- National Grid Ventures will invest $1.75 billion for a 35% stake in Joulent, a US energy platform building 2.67 GW of gas-fired capacity in West Texas to power AI data centres.
- The project, known as Project Kilby, will be jointly owned with Chevron and is backed by a 20-year power purchase agreement (PPA) with a Microsoft-operated data centre campus; final investment decision is expected by end-2026 with first power by 2028.
- National Grid sees the investment as an opportunity to earn returns above its regulated network businesses, reflecting the growing influence of AI on electricity demand.
Britain’s National Grid has turned to America’s data centre boom to diversify its revenues, with the network operator announcing it would invest $1.75 billion for a 35% stake in Joulent – a Texas-based platform formed by US oil major Chevron to develop and operate large-scale power projects for hyperscale computing campuses.
Joulent’s flagship venture, Project Kilby, plans to build 2.67 GW of natural gas generation next to a new Microsoft data centre campus in West Texas. The plant will supply the centre under a 20-year PPA, offering certainty at a time when surging AI workloads are stretching North American grids.
The investment is National Grid’s first major foray into merchant generation. Chief executive John Pettigrew told analysts that demand from AI and cloud computing clients is rising so rapidly that more than 10 GW of new grid connections are needed in the UK and US over the next five years.
Joulent says AI-driven electricity demand rose by 17% in 2025, far outpacing overall load growth of roughly 3%. Project Kilby will use GE Vernova combustion turbines and Solar Turbines gas engines, enabling a modular build so capacity can ramp up as data centre phases come online. Joulent has already secured critical equipment and expects to make a final investment decision by late 2026, with first power targeted for 2028.
The deal is structured as a 50-50 joint venture between Joulent and Chevron’s New Energies unit, with National Grid Ventures taking a minority stake. Chevron’s Jeff Gustavson said the project will run on locally sourced Permian gas and incorporate brackish water cooling and advanced emissions controls, reducing freshwater use and air pollution.
Microsoft, which operates the data centre campus, cited the reliability of gas-fired generation and its compatibility with high-density computing loads. Critics have warned that building large gas plants locks in carbon emissions, but Joulent counters that gas is a transitional fuel and the facility could later integrate carbon capture or hydrogen.
Feeding the AI beast
National Grid expects the investment to generate returns above its regulated networks, which typically earn 9-10%. The company plans to fund the stake from available balance sheet capacity and said cash flows should turn positive early in the next decade.
Analysts at JPMorgan noted the risk of cost overruns and market volatility but said the long-term PPA mitigates exposure.
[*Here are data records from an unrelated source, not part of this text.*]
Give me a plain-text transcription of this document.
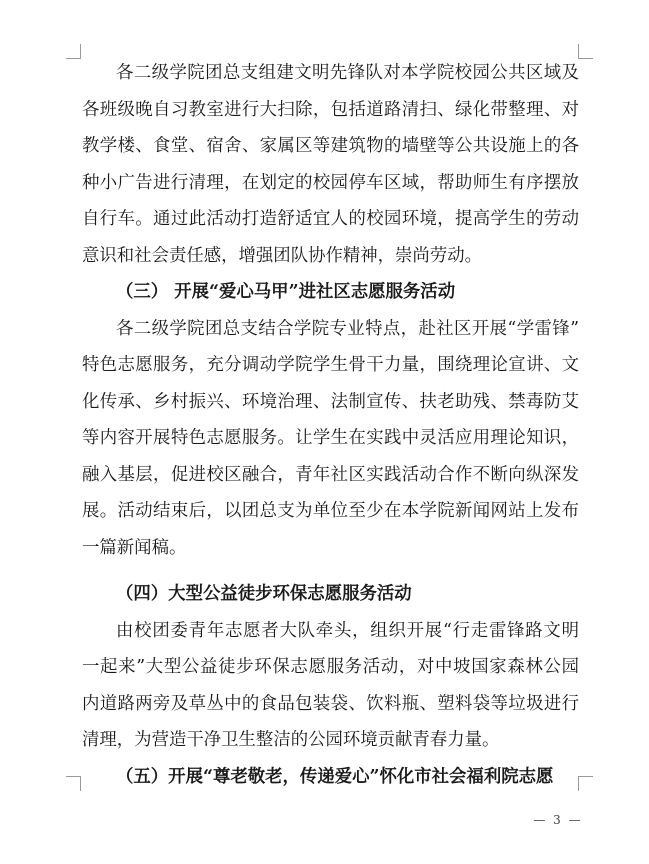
各二级学院团总支组建文明先锋队对本学院校园公共区域及
各班级晚自习教室进行大扫除，包括道路清扫、绿化带整理、对
教学楼、食堂、宿舍、家属区等建筑物的墙壁等公共设施上的各
种小广告进行清理，在划定的校园停车区域，帮助师生有序摆放
自行车。通过此活动打造舒适宜人的校园环境，提高学生的劳动
意识和社会责任感，增强团队协作精神，崇尚劳动。
（三） 开展“爱心马甲”进社区志愿服务活动
各二级学院团总支结合学院专业特点，赴社区开展“学雷锋”
特色志愿服务，充分调动学院学生骨干力量，围绕理论宣讲、文
化传承、乡村振兴、环境治理、法制宣传、扶老助残、禁毒防艾
等内容开展特色志愿服务。让学生在实践中灵活应用理论知识，
融入基层，促进校区融合，青年社区实践活动合作不断向纵深发
展。活动结束后，以团总支为单位至少在本学院新闻网站上发布
一篇新闻稿。
（四）大型公益徒步环保志愿服务活动
由校团委青年志愿者大队牵头，组织开展“行走雷锋路文明
一起来”大型公益徒步环保志愿服务活动，对中坡国家森林公园
内道路两旁及草丛中的食品包装袋、饮料瓶、塑料袋等垃圾进行
清理，为营造干净卫生整洁的公园环境贡献青春力量。
（五）开展“尊老敬老，传递爱心”怀化市社会福利院志愿
— 3 —
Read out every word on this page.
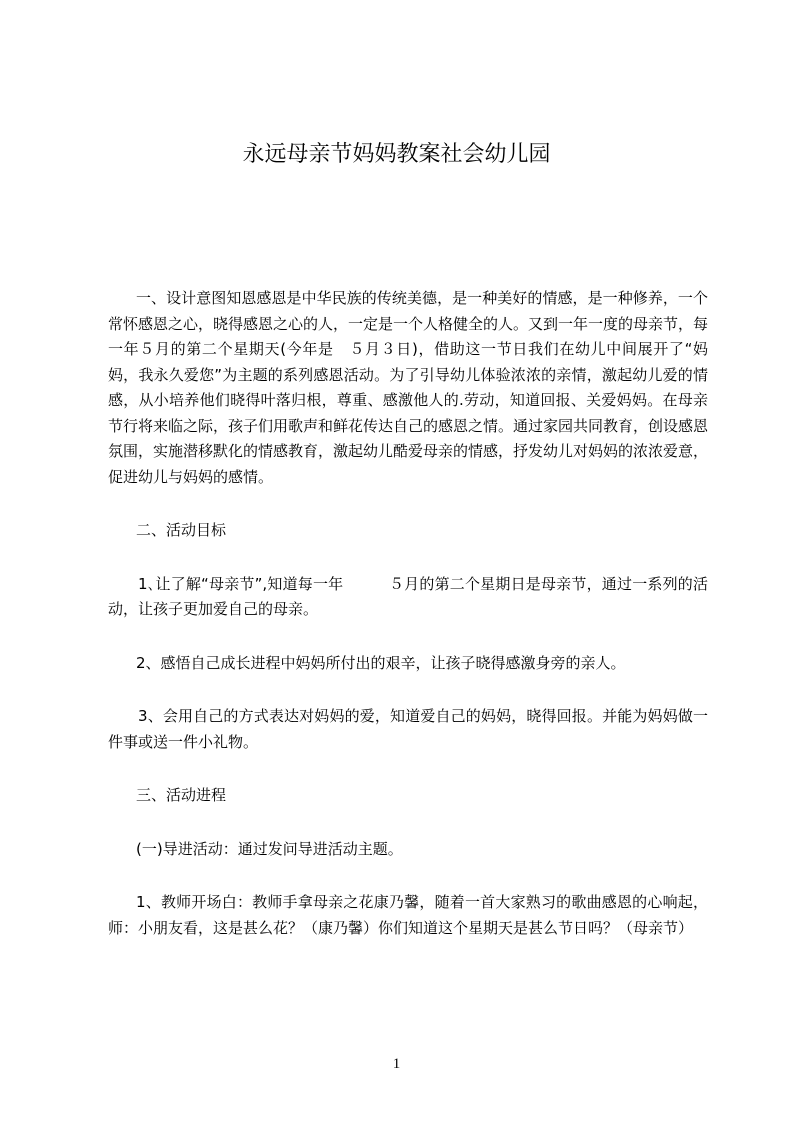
永远母亲节妈妈教案社会幼儿园

一、设计意图知恩感恩是中华民族的传统美德，是一种美好的情感，是一种修养，一个常怀感恩之心，晓得感恩之心的人，一定是一个人格健全的人。又到一年一度的母亲节，每一年５月的第二个星期天(今年是　５月３日)，借助这一节日我们在幼儿中间展开了“妈妈，我永久爱您”为主题的系列感恩活动。为了引导幼儿体验浓浓的亲情，激起幼儿爱的情感，从小培养他们晓得叶落归根，尊重、感激他人的.劳动，知道回报、关爱妈妈。在母亲节行将来临之际，孩子们用歌声和鲜花传达自己的感恩之情。通过家园共同教育，创设感恩氛围，实施潜移默化的情感教育，激起幼儿酷爱母亲的情感，抒发幼儿对妈妈的浓浓爱意，促进幼儿与妈妈的感情。

二、活动目标

1､让了解“母亲节”,知道每一年　　　５月的第二个星期日是母亲节，通过一系列的活动，让孩子更加爱自己的母亲。

2、感悟自己成长进程中妈妈所付出的艰辛，让孩子晓得感激身旁的亲人。

3、会用自己的方式表达对妈妈的爱，知道爱自己的妈妈，晓得回报。并能为妈妈做一件事或送一件小礼物。

三、活动进程

(一)导进活动：通过发问导进活动主题。

1、教师开场白：教师手拿母亲之花康乃馨，随着一首大家熟习的歌曲感恩的心响起，师：小朋友看，这是甚么花？（康乃馨）你们知道这个星期天是甚么节日吗？（母亲节）

1
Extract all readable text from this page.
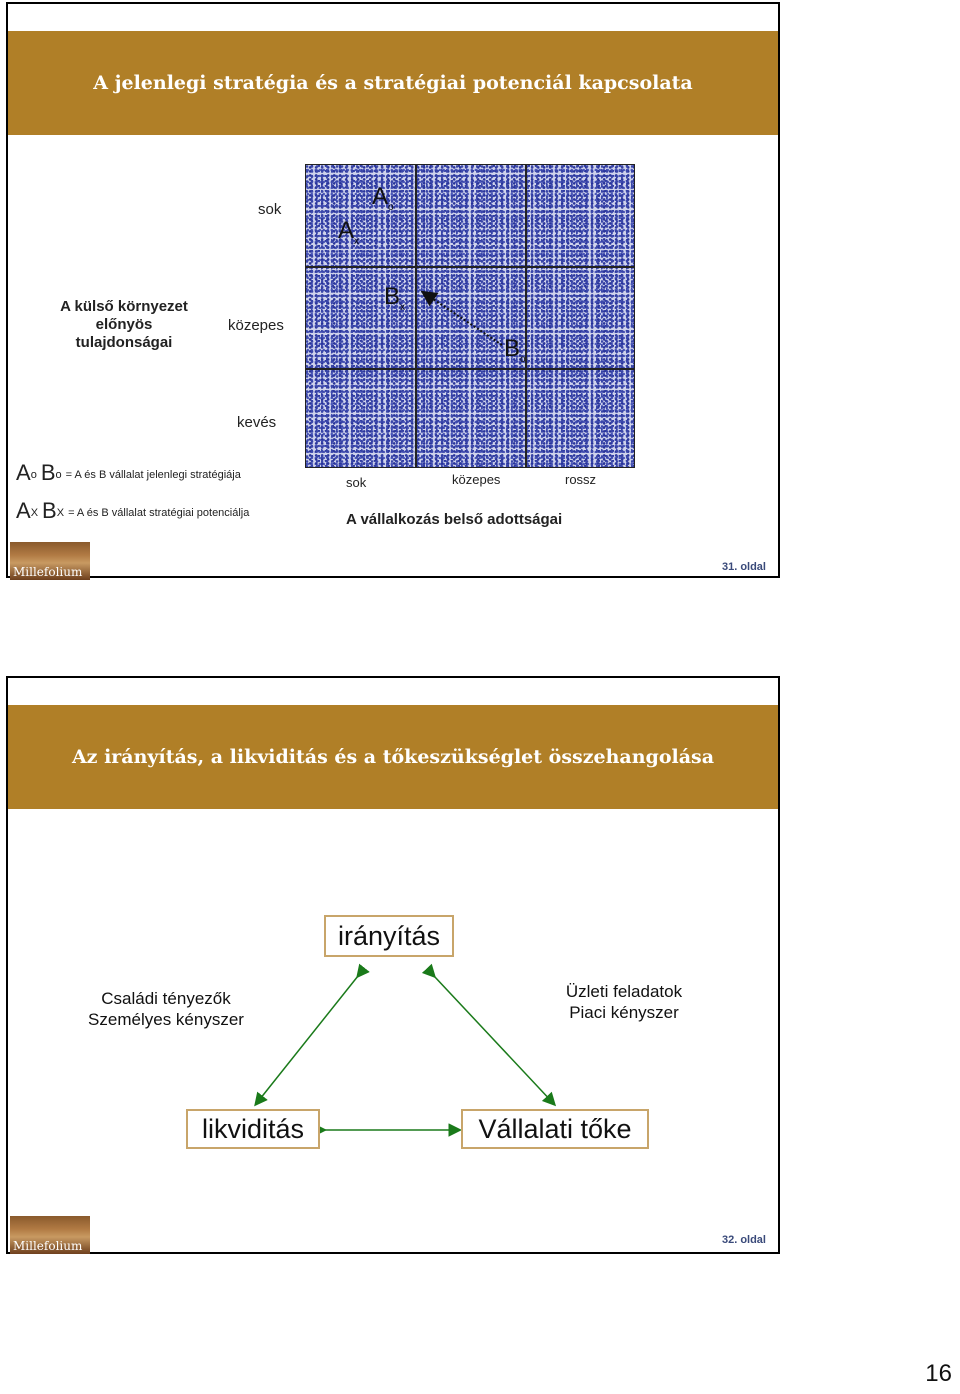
A jelenlegi stratégia és a stratégiai potenciál kapcsolata
A külső környezet
előnyös
tulajdonságai
sok
közepes
kevés
$A_o$
$A_x$
$B_x$
$B_o$
sok	közepes	rossz
A vállalkozás belső adottságai
Ao Bo = A és B vállalat jelenlegi stratégiája
AX BX = A és B vállalat stratégiai potenciálja
Millefolium	31. oldal
Az irányítás, a likviditás és a tőkeszükséglet összehangolása
irányítás
likviditás	Vállalati tőke
Családi tényezők
Személyes kényszer
Üzleti feladatok
Piaci kényszer
Millefolium	32. oldal
16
Project Kilby complements National Grid’s £70 billion network investment programme and signals that the company is willing to invest outside regulated assets to capture growth linked to AI.
More broadly, the deal illustrates how the AI revolution is reshaping power markets. Hyperscale computing hubs require vast amounts of electricity delivered with near-perfect reliability; many developers are now turning to dedicated gas plants because battery storage and renewables are not yet sufficient.
In the UK, grid operator ESO recently warned that data centre demand could require gigawatts of new capacity by 2030. National Grid’s move shows that infrastructure investors are betting on hybrid systems that combine gas, renewables and potentially carbon capture to meet the surging, location-specific load profiles of AI campuses.
As Europe debates how to fund long-duration storage and network upgrades, the Kilby project underscores the scale of private capital being mobilised in North America to build the power backbone of the digital age.
With returns tied to computing demand rather than regulated revenues, National Grid’s bet could be lucrative – but it also raises questions about ESG goals. Environmental groups argue that building new gas infrastructure risks undermining net-zero targets. Yet National Grid insists that the project provides the flexibility needed to integrate more renewables into grids dominated by intermittent sources.
The company also points out that some US states require firming capacity to allow new wind and solar projects to connect. Whether Kilby becomes a model for future projects will depend on how quickly AI demand grows, how policy incentives evolve for carbon capture, and whether renewable-plus-storage solutions can scale fast enough to make gas redundant.